Step back in time at Nymboida

A look at history through a fossil

Life & Style
Keith and Heidi Holmes have been documenting early plant evolution through fossils, some of which date back 250 million years.

Keith and Heidi Holmes have been documenting early plant evolution through fossils, some of which date back 250 million years.


Fossilised ferns from a time after the great primeval holocaust give us a window on evolution, thanks to the efforts of a retired dairy farmer.


An amateur fossil hunter’s life work has exposed ancient impressions in stone that open a window in time when the world was inventive. 

The place is Nymboida, in the Clarence Valley, where thin coal seams come close to the surface and where pale coal shale lying above hides exquisite imprints of fossilised ferns.

Retired North Coast dairy farmer Keith Holmes scientifically recorded his findings, showing how plants returned from the dead after an epic holocaust which decimated the entire world. In fact, this a time 20 million years after the disastrous global extinction event of 250 million years ago.

Together, with his wife Heidi, the pair have rigorously published 10 scientific papers describing more than 100 different species of fossil plants, many of them never previously named. They include liverworts, ferns, seed-ferns (now extinct), cycads, ginkgo (ancestor of the Maiden Hair Tree) and various conifers. All the named and illustrated specimens are housed in the fossil collections of the Australian Museum in Sydney.

Flowering plants had not yet evolved and Keith and Heidi were able to name new genera and species from their collection, for example Nymbolaria, Nymbiella, and a new fern-like leaf named after the Nymboida quarryman Brian Foley, Nymbopteron foleyi.

​As a young boy Keith Holmes grew up on his parents’ dairy farm at Berowra, just north of Hornsby, where the family produced and delivered raw, bulk milk to their local customers. He had a fascination with all things in the natural world. Father encouraged son and allowed him the use of an old poultry shed as his own museum, soon housing horse, cow and snake skeletons, rocks and pressed plants.

Keith’s principal at the one-teacher Berowra school, “Pop” Dawson, shared this interest in nature and showed the 30 odd students five different native orchids growing in the school grounds. From his own collections he gave Keith some special mineral specimens for his museum.

“When I grew up I wanted to be either a botanist or a geologist,” admitted Keith from his present home at Dorrigo. As it turned out he remained a farmer but his life-long fascination with fossil plants and becoming an amateur palaeobotanist dovetailed the two disciplines.

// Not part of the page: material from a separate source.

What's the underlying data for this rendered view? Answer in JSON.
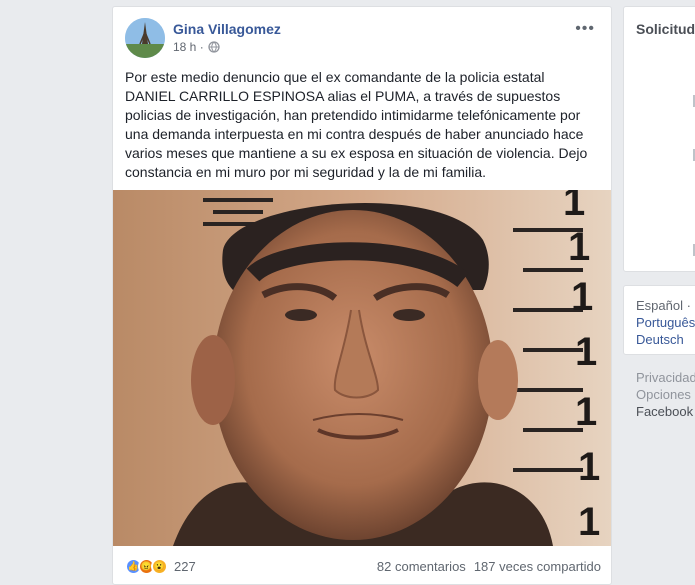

​Even when the green belts surrounding Sydney became full of houses he and his brother Rod remained focused on dairy and their Australian Illawarra Shorthorn stud. When their father asked them, one day, if they wanted to remain farmers or become land developers they chose the former and so the family sold the Berowra farm and moved up the coast.

They bought  “The Meadows” on North Bank Road beside the Bellinger River at Raleigh. A few years later Keith married Felicity Gowing and moved to "Hampden Hall", across the Macleay River from Kempsey. This land was very productive, even after the major 1950 flood which deposited so much sand and silt that fences on the flat were covered.

In between milkings Keith heard word from a Nambucca Heads collector about two quarries at Nymboida, in the upper Clarence Valley, that yielded wonderful fossil ferns and leaves from primitive trees, like the Ginkgo –  which continues to grow today. These treasures were exposed every time an articulated loader scoured the blasted quarry face. The coal shale with its imprinted legacies, were taken to burn at the South Grafton brickworks. For more than forty years Keith and his family visited the working quarries and with the help of quarry operator, Brian Foley, collected several thousand specimens of fossil plants – many of which were new and thus of great interest to the geological, and botanical, scientific community.

Nymboida is interesting for the fact that ancient layers of sediment, washing down from a youthful and towering great dividing range to the west, repeatedly covered what was a middle Triassic flood plain growing ancient forests and rush swamps. The quarries are now abandoned and wind and rain have eroded all evidence of historical time. Without fresh cuts to the quarry face there is little hope of finding well-preserved fossils. 

​In 1998 Keith lost his first wife Felicity and retired from farming to spend more time searching for fossils and writing papers on his findings. 

While in South Africa, visiting the Pretoria Botanic Gardens, he met again another fossil plant scientist - Heidi, a lady of Swiss origin whom he eventually married and brought back to Australia and Dorrigo. They now work together in describing the Nymboida specimens that had been safely stored on the family farm "Noonee Nyrang" near Wellington and now at "Claremont" at Larras Lee in central-west NSW.

Keith says the middle Triassic was a time of great biological diversity; an evolutionary experimentation following the globally disastrous Permian era, at the end of which 90 per cent of all living things perished in what is assumed to be a choking cloud of dust.

“It took 20 million years for plants and animals to mutate and repopulate,” he said. “And the commercial coal measures at Nymboida provide the earliest fossils from that middle Triassic era.”